The spokesman for NRA, Executive Vice President Wayne LaPierre, (in)famously said, “The only way to stop a bad guy with a gun is with a good guy with a gun.” This was in response to the Newtown, CT tragedy, when 20 children and six adults died in December 2012.

But a recent article in Gawker put factors about the use of even a concealed gun succinctly: It’s Really Hard to Be a Good Guy With a Gun. The guy who tried to stop Jerad Miller, one of the murderers of two Las Vegas police officers was instead killed himself by that murderer’s wife, Amanda. The Millers’ actions were fueled anti-government rage.

One of the Gawker commenters added:

What are the chances of [a] situation being one in which you can safely draw your weapon (as defined by a decreased likelihood of hitting an uninvolved civilian, or drawing attention to the uninvolved civilians around you while drawing your gun, or mistaking another “good guy with a gun” for the perpetrator, or being mistaken by the cops as perpetrator)?

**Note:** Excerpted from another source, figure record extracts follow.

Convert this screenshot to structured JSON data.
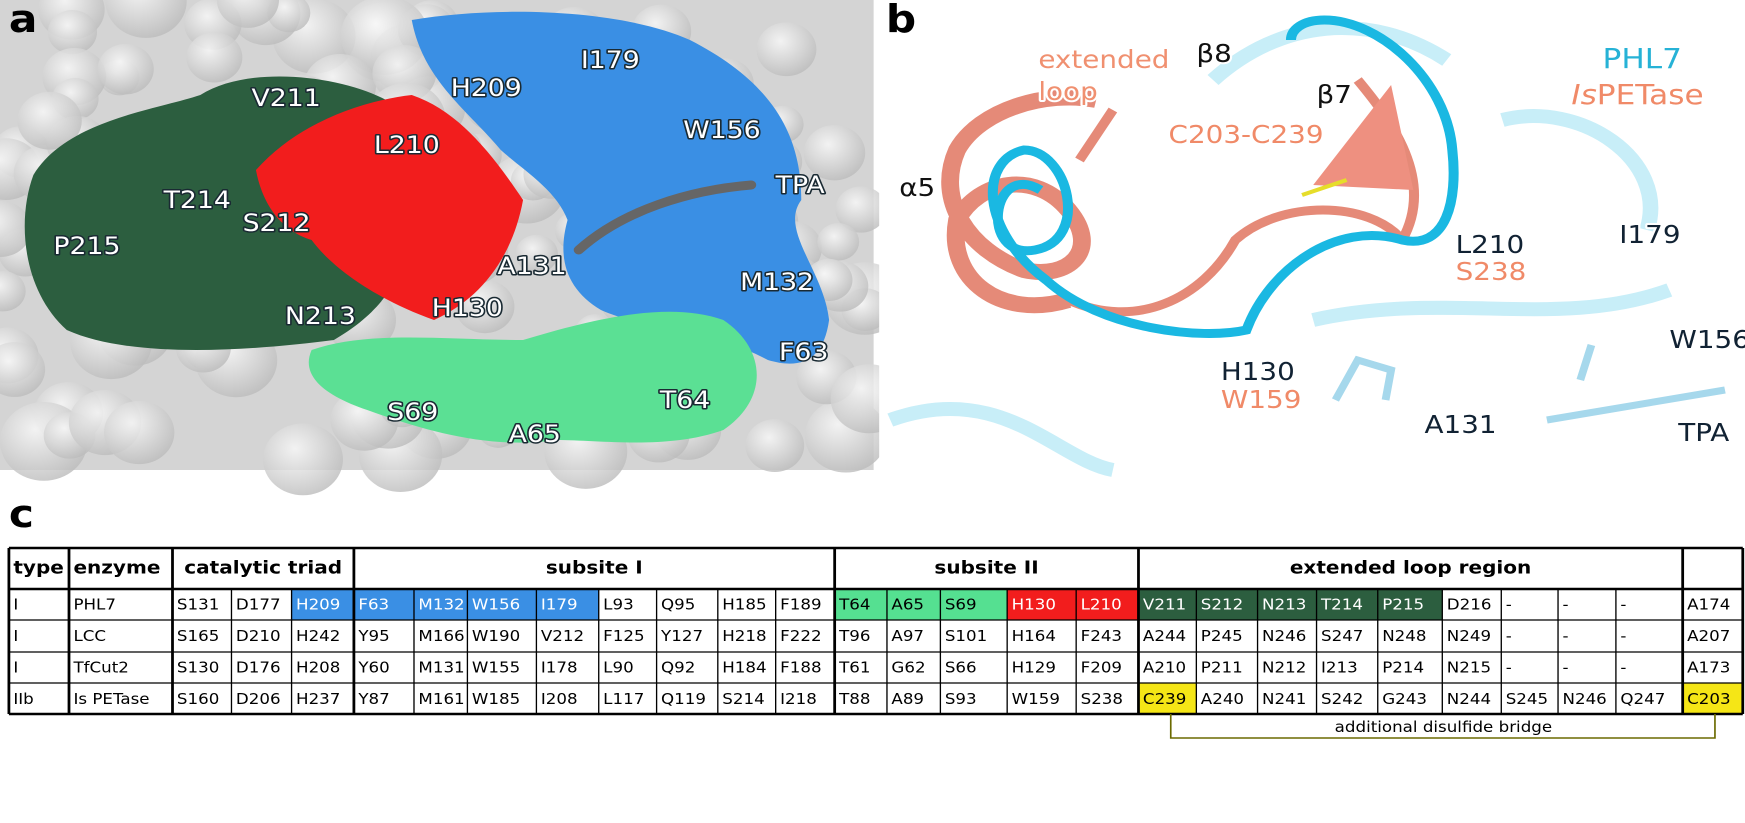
{
  "panels": {
    "a": {
      "label": "a",
      "residues": [
        "V211",
        "L210",
        "H209",
        "I179",
        "W156",
        "TPA",
        "T214",
        "S212",
        "P215",
        "A131",
        "M132",
        "N213",
        "H130",
        "F63",
        "S69",
        "T64",
        "A65"
      ]
    },
    "b": {
      "label": "b",
      "extended": "extended",
      "loop": "loop",
      "beta8": "β8",
      "beta7": "β7",
      "phl7": "PHL7",
      "is_italic": "Is",
      "petase": "PETase",
      "alpha5": "α5",
      "disulfide": "C203-C239",
      "l210": "L210",
      "s238": "S238",
      "i179": "I179",
      "h130": "H130",
      "w159": "W159",
      "w156": "W156",
      "a131": "A131",
      "tpa": "TPA"
    },
    "c": {
      "label": "c"
    }
  },
  "table": {
    "header": [
      "type",
      "enzyme",
      "catalytic triad",
      "subsite I",
      "subsite II",
      "extended loop region"
    ],
    "rows": [
      [
        "I",
        "PHL7",
        "S131",
        "D177",
        "H209",
        "F63",
        "M132",
        "W156",
        "I179",
        "L93",
        "Q95",
        "H185",
        "F189",
        "T64",
        "A65",
        "S69",
        "H130",
        "L210",
        "V211",
        "S212",
        "N213",
        "T214",
        "P215",
        "D216",
        "-",
        "-",
        "-",
        "A174"
      ],
      [
        "I",
        "LCC",
        "S165",
        "D210",
        "H242",
        "Y95",
        "M166",
        "W190",
        "V212",
        "F125",
        "Y127",
        "H218",
        "F222",
        "T96",
        "A97",
        "S101",
        "H164",
        "F243",
        "A244",
        "P245",
        "N246",
        "S247",
        "N248",
        "N249",
        "-",
        "-",
        "-",
        "A207"
      ],
      [
        "I",
        "TfCut2",
        "S130",
        "D176",
        "H208",
        "Y60",
        "M131",
        "W155",
        "I178",
        "L90",
        "Q92",
        "H184",
        "F188",
        "T61",
        "G62",
        "S66",
        "H129",
        "F209",
        "A210",
        "P211",
        "N212",
        "I213",
        "P214",
        "N215",
        "-",
        "-",
        "-",
        "A173"
      ],
      [
        "IIb",
        "Is PETase",
        "S160",
        "D206",
        "H237",
        "Y87",
        "M161",
        "W185",
        "I208",
        "L117",
        "Q119",
        "S214",
        "I218",
        "T88",
        "A89",
        "S93",
        "W159",
        "S238",
        "C239",
        "A240",
        "N241",
        "S242",
        "G243",
        "N244",
        "S245",
        "N246",
        "Q247",
        "C203"
      ]
    ],
    "note": "additional disulfide bridge"
  }
}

The Las Vegas murderers, not incidentally, were supporters of rancher Bundy.

I certainly have my issues with the government overreach – and that is probably its own post – but the behaviors described here, couched in patriotic language, make me feel most unsettled, and not particularly free.

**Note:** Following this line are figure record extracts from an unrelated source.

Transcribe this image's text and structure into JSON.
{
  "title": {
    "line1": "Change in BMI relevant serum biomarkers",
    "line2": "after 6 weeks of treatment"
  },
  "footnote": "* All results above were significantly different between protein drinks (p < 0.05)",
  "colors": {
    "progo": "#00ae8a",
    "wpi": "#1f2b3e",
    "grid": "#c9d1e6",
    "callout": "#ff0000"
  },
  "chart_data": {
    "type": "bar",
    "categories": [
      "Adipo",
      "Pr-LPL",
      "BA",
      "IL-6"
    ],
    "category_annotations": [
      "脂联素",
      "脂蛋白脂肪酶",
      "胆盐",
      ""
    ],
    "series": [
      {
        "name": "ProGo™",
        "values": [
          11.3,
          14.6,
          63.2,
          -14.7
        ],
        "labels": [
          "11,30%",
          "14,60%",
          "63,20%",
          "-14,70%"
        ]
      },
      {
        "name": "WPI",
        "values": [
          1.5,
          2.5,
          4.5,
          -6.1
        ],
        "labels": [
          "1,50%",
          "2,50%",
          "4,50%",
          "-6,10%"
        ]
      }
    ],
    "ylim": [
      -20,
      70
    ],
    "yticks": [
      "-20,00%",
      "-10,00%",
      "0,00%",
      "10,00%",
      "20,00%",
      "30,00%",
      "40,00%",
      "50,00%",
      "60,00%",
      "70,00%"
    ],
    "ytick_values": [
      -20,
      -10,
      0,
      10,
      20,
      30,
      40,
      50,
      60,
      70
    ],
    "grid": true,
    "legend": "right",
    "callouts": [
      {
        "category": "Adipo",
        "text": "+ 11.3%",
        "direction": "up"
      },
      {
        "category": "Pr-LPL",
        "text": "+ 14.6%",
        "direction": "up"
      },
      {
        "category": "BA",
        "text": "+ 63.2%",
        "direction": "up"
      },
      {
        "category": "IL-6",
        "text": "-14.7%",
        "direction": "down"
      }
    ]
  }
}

Here’s a great response, though: Texas musicians are planning to answer… Open Carry Texas… These music lovers plan to exercise their right to openly carry guitars on July 4th.

6 thoughts on “A declaration of gun independence”

  1. Yep, and now we have people like Bobby Jindal—who always follows his party’s rightwing, never leads it—declaring that an armed rebellion by rightwing “Christians” is in the offing. It just keeps getting better, eh?

    I’d be quite keen to see a post about government overreach. We hear that all the time from the right—the far, FAR right in particular—but I can’t recall every seeing anyone from our side of the Great Divide talking about it.


    1. Actually, I HAVE seen articles about government overreach, notably the police overreach in certain cities. And the NSA, of course.


  2. I hate guns, I hate the religious nature of the fetish so many in our country have for them, I hate…well, I just hate guns. And I tire more and more of all the goons who watch a few episodes of 24 and assume that if THEY were in a crowded place and someone started shooting, they’d be the Jack Bauer hero of the moment, whipping out their pistol and putting the shooter down with but a single pull of the trigger.

    From what I’ve read, we’ve already lived through eras when every moron in town walked around with a gun, and I, for one, have no desire to live in the 21st-century equivalent of some wild west town.


  3. I am something of a gun guy — learned to shoot in my teens, NRA member for several years — but I have no particular desire to fetishize the gun: it’s a tool with a specific purpose, and I would no more pound my chest and boast of my [name of weapon redacted] than I would brag on my hedge trimmer.

    As Heinlein said, “An armed society is a polite society.” This assumes, however, that the members of that society understand what is expected of them in terms of politeness. (Homer Simpson, faced with a three-day wait for a background check to be completed: “But I’m mad now!”) Most of the gunners I know are sterling folks. But there are some genuinely sick people out there just waiting for the moment to assassinate their imagined demons, and the blatherskites on television just encourage them.

    Roger is quite right about police overreach, a lot of which is inflicted on minority communities on the basis of mere suspicion.


  4. Yeah, the gun thing will never really be clear to me. I’m not particularly a fan, though we’ve had self-protection handguns in our home for as long as I can remember. (Honestly, I have so little faith in my skill with the things that I’d probably not even attempt to use it except in the most dire of circumstances, lest I become one of those poor statistics of a homeowner done in by their own weapon.) However, fan or not, I do believe people have a right to protect themselves in their home. I do not, however, believe people have a need for anything more severe than handguns or hunting rifles, so I think we ought to find a way to cut back on the “right” to own “assault” rifles and such. And open carry? Why? That’s really all I want to know, is why?